Kinder
80 Prozent der Flüchtlingskinder sind krank © panthermedia.net / Josef Muellek

Auch viele Kinder sind unter den Flüchtlingen, die aus Syrien nach Deutschland kommen. Sie benötigen dringend medizinische Versorgung. Eine erste Studie von Münchner Medinzinern unter syrischen Kindern gibt ein erstes Abbild der gesundheitlichen Situation. Die ersten Erkenntnisse zeigen: Ein Drittel der Kinder leidet an seelischen Krankheiten. 

Medizinische Hilfe ist dringend notwendig

Am Dienstag, dem 2. September, wurde im Vorfeld des beginnenden Kinder- und Jugendärztekongresses 2015 in München eine Studie vorgestellt, die zeigt, wie nötig die gesundheitliche Hilfe für die jungen Flüchtlinge ist. Demnach seien über 80 Prozent der Kinder und Jugendlichen aus Syrien, die nach Deutschland geflohen sind, von einer körperlichen Krankheit betroffen. Bei 10 Prozent der Kinder bestehe sogar akuter Behandlungsbedarf. Für die Studie wurden 100 minderjährige syrische Flüchtlinge von Ärzten untersucht. Neben körperlichen Beeinträchtigungen sind auch psychische Probleme eine Folge des Krieges. 22 Prozent leiden unter einer post-traumatischen Belastungsstörung (PTBS) und 16 Prozent unter einer Anpassungsstörung.

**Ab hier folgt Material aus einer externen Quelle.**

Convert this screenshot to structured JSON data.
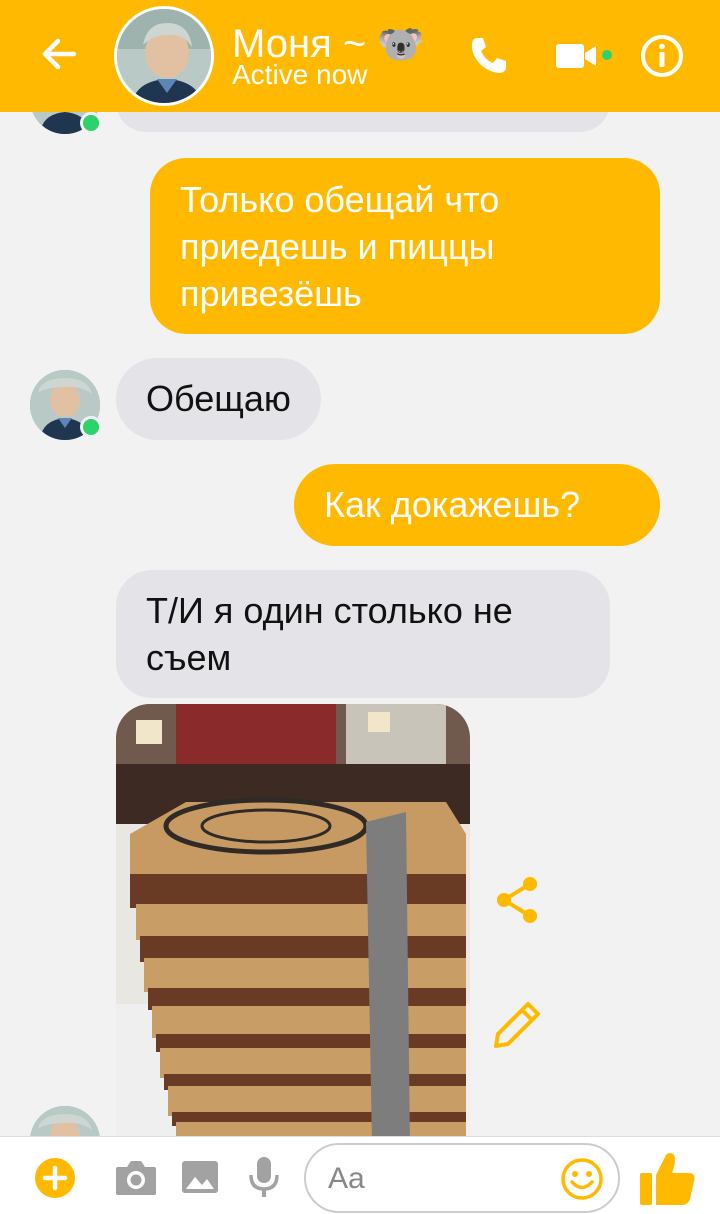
{
  "header": {
    "contact_name": "Моня ~",
    "contact_emoji": "🐨",
    "status": "Active now"
  },
  "messages": [
    {
      "direction": "out",
      "text": "Только обещай что приедешь и пиццы привезёшь"
    },
    {
      "direction": "in",
      "text": "Обещаю"
    },
    {
      "direction": "out",
      "text": "Как докажешь?"
    },
    {
      "direction": "in",
      "text": "Т/И я один столько не съем"
    }
  ],
  "composer": {
    "placeholder": "Aa"
  },
  "colors": {
    "accent": "#ffb900",
    "incoming_bubble": "#e4e3e8",
    "online": "#2bd36b"
  },
  "icons": [
    "back-arrow-icon",
    "phone-icon",
    "video-camera-icon",
    "info-icon",
    "share-icon",
    "edit-pencil-icon",
    "plus-icon",
    "camera-icon",
    "gallery-icon",
    "microphone-icon",
    "emoji-icon",
    "thumbs-up-icon"
  ]
}
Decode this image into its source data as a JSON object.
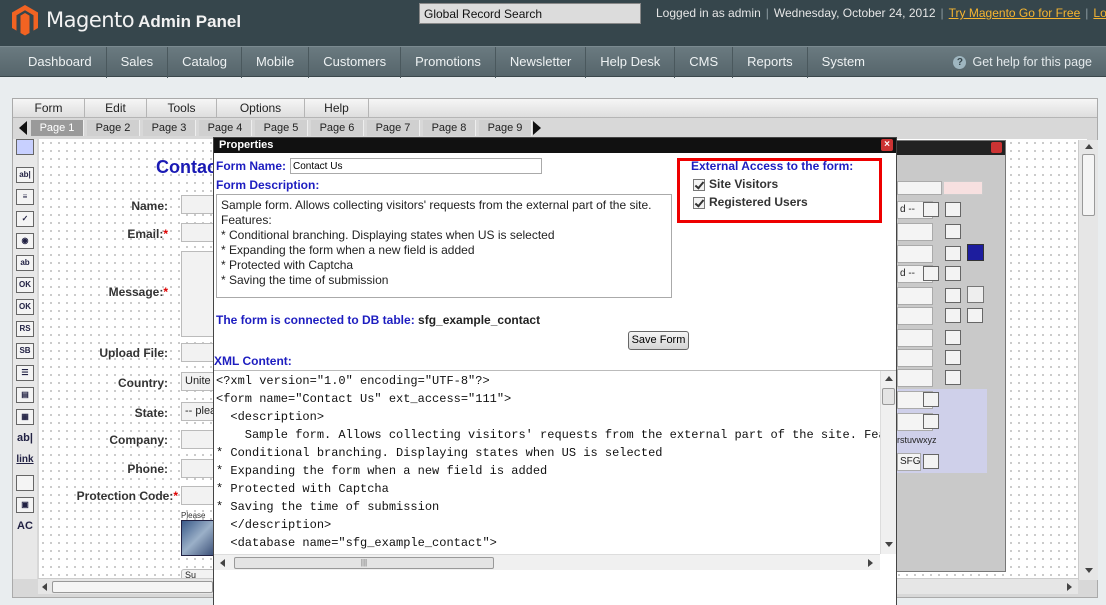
{
  "header": {
    "brand_name": "Magento",
    "brand_suffix": "Admin Panel",
    "search_value": "Global Record Search",
    "logged_in": "Logged in as admin",
    "date": "Wednesday, October 24, 2012",
    "try_link": "Try Magento Go for Free",
    "logout": "Log Out"
  },
  "nav": {
    "items": [
      "Dashboard",
      "Sales",
      "Catalog",
      "Mobile",
      "Customers",
      "Promotions",
      "Newsletter",
      "Help Desk",
      "CMS",
      "Reports",
      "System"
    ],
    "help": "Get help for this page"
  },
  "designer": {
    "menu": [
      "Form",
      "Edit",
      "Tools",
      "Options",
      "Help"
    ],
    "pages": [
      "Page 1",
      "Page 2",
      "Page 3",
      "Page 4",
      "Page 5",
      "Page 6",
      "Page 7",
      "Page 8",
      "Page 9"
    ],
    "active_page": "Page 1",
    "form_title": "Contac",
    "fields": {
      "name": "Name:",
      "email": "Email:",
      "message": "Message:",
      "upload": "Upload File:",
      "country": "Country:",
      "country_value": "Unite",
      "state": "State:",
      "state_value": "-- plea",
      "company": "Company:",
      "phone": "Phone:",
      "protection": "Protection Code:",
      "captcha_hint": "Please",
      "submit_partial": "Su"
    },
    "back_panel": {
      "row1": "d --",
      "row2": "d --",
      "alphabet": "rstuvwxyz",
      "sfg": "SFG"
    }
  },
  "properties": {
    "title": "Properties",
    "form_name_label": "Form Name:",
    "form_name_value": "Contact Us",
    "form_description_label": "Form Description:",
    "form_description": "Sample form. Allows collecting visitors' requests from the external part of the site.\nFeatures:\n* Conditional branching. Displaying states when US is selected\n* Expanding the form when a new field is added\n* Protected with Captcha\n* Saving the time of submission",
    "external_access_label": "External Access to the form:",
    "site_visitors": "Site Visitors",
    "registered_users": "Registered Users",
    "db_label": "The form is connected to DB table:",
    "db_table": "sfg_example_contact",
    "save_button": "Save Form",
    "xml_label": "XML Content:",
    "xml_content": "<?xml version=\"1.0\" encoding=\"UTF-8\"?>\n<form name=\"Contact Us\" ext_access=\"111\">\n  <description>\n    Sample form. Allows collecting visitors' requests from the external part of the site. Featu\n* Conditional branching. Displaying states when US is selected\n* Expanding the form when a new field is added\n* Protected with Captcha\n* Saving the time of submission\n  </description>\n  <database name=\"sfg_example_contact\">"
  }
}
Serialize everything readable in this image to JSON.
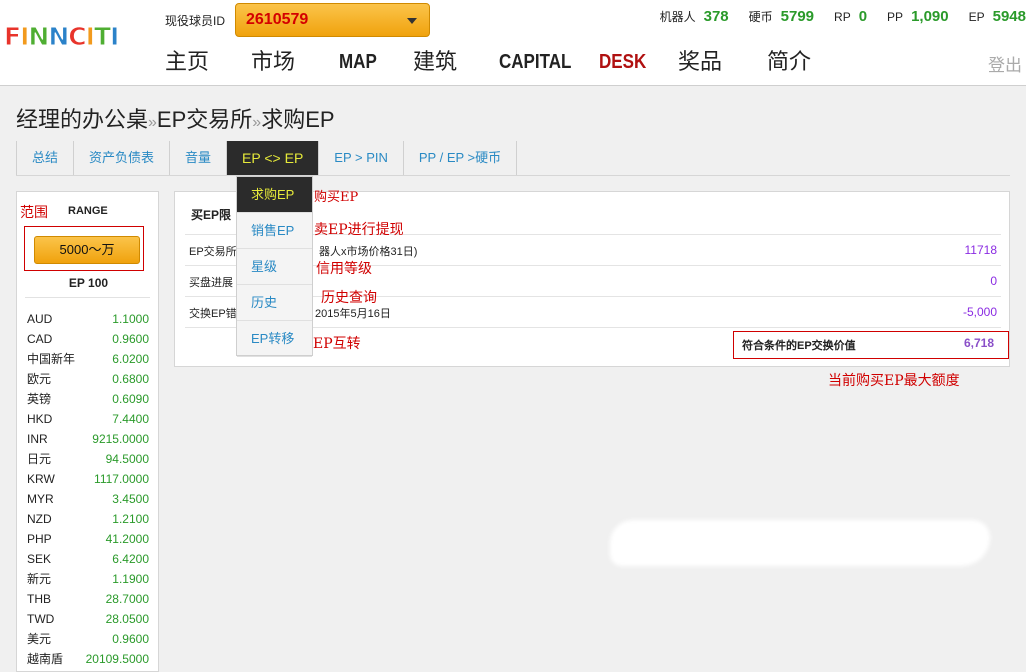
{
  "header": {
    "logo": "FINNCITI",
    "player_id_label": "现役球员ID",
    "player_id_value": "2610579",
    "stats": [
      {
        "label": "机器人",
        "value": "378"
      },
      {
        "label": "硬币",
        "value": "5799"
      },
      {
        "label": "RP",
        "value": "0"
      },
      {
        "label": "PP",
        "value": "1,090"
      },
      {
        "label": "EP",
        "value": "5948"
      }
    ],
    "nav": [
      "主页",
      "市场",
      "MAP",
      "建筑",
      "CAPITAL",
      "DESK",
      "奖品",
      "简介"
    ],
    "logout": "登出"
  },
  "breadcrumb": {
    "part1": "经理的办公桌",
    "sep1": "»",
    "part2": "EP交易所",
    "sep2": "»",
    "part3": "求购EP"
  },
  "tabs": [
    "总结",
    "资产负债表",
    "音量",
    "EP <> EP",
    "EP > PIN",
    "PP / EP >硬币"
  ],
  "dropdown": [
    "求购EP",
    "销售EP",
    "星级",
    "历史",
    "EP转移"
  ],
  "sidebar": {
    "range_label": "RANGE",
    "range_button": "5000〜万",
    "ep_label": "EP 100",
    "rates": [
      {
        "code": "AUD",
        "value": "1.1000"
      },
      {
        "code": "CAD",
        "value": "0.9600"
      },
      {
        "code": "中国新年",
        "value": "6.0200"
      },
      {
        "code": "欧元",
        "value": "0.6800"
      },
      {
        "code": "英镑",
        "value": "0.6090"
      },
      {
        "code": "HKD",
        "value": "7.4400"
      },
      {
        "code": "INR",
        "value": "9215.0000"
      },
      {
        "code": "日元",
        "value": "94.5000"
      },
      {
        "code": "KRW",
        "value": "1117.0000"
      },
      {
        "code": "MYR",
        "value": "3.4500"
      },
      {
        "code": "NZD",
        "value": "1.2100"
      },
      {
        "code": "PHP",
        "value": "41.2000"
      },
      {
        "code": "SEK",
        "value": "6.4200"
      },
      {
        "code": "新元",
        "value": "1.1900"
      },
      {
        "code": "THB",
        "value": "28.7000"
      },
      {
        "code": "TWD",
        "value": "28.0500"
      },
      {
        "code": "美元",
        "value": "0.9600"
      },
      {
        "code": "越南盾",
        "value": "20109.5000"
      }
    ]
  },
  "panel": {
    "title": "买EP限",
    "rows": [
      {
        "label": "EP交易所",
        "mid": "器人x市场价格31日)",
        "value": "11718"
      },
      {
        "label": "买盘进展",
        "mid": "",
        "value": "0"
      },
      {
        "label": "交换EP错",
        "mid": "2015年5月16日",
        "value": "-5,000"
      }
    ],
    "final_label": "符合条件的EP交换价值",
    "final_value": "6,718"
  },
  "annotations": {
    "range": "范围",
    "buy_ep": "购买EP",
    "sell_ep": "卖EP进行提现",
    "credit": "信用等级",
    "history": "历史查询",
    "transfer": "EP互转",
    "max": "当前购买EP最大额度"
  }
}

Sehr oft Karies und Belastungsstörung

Die körperlichen Erkrankungen können ganz unterschiedlich aussehen. 63 Prozent der Kinder leiden unter Karies. 42 Prozent weisen einen defizitären Impfstatus auf, während jedes vierte der minderjährigen Flüchtlinge unter Atemwegserkrankungen leidet. Auch infektiöse und parasitäre Erkrankungen wurden bei 11 Prozent diagnostiziert. 60 Prozent der minderjährigen Flüchtlinge waren mehr als zehn Monate auf der Flucht. Viele erreichten ohne Begleitung die deutschen Aufnahmezentren.

Volker Mall vom kbo-Kinderzentrum in München und Lehrstuhlinhaber für Sozialpädiatrie an der TU München macht als Ursache für den Zustand die Beweggründe für die Flucht aus. Er forderte ein standardisiertes Früherkennungsuntersuchungssystem, speziell für Flüchtlingskinder. Eine hohe Gefahr sieht er in der posttraumatischen Belastungsstörung. Mall: „Da die zugewanderten Kinder viel durchgemacht haben, sind wohl die meisten von ihnen posttraumatisch sehr stark belastet.“ Jedoch wies er ebenfalls darauf hin, dass die Diagnose für psychische Erkrankungen, etwa von posttraumatischen Belastungsstörungen, oftmals bei den Erstaufnahmeeinrichtungen noch nicht gestellt werden kann.

Die medizinische Versorgung der Flüchtlingskinder soll auch zum Thema der Jahrestagung der Deutschen Gesellschaft für Kinder- und Jugendmedizin werden, die aktuell in München stattfindet.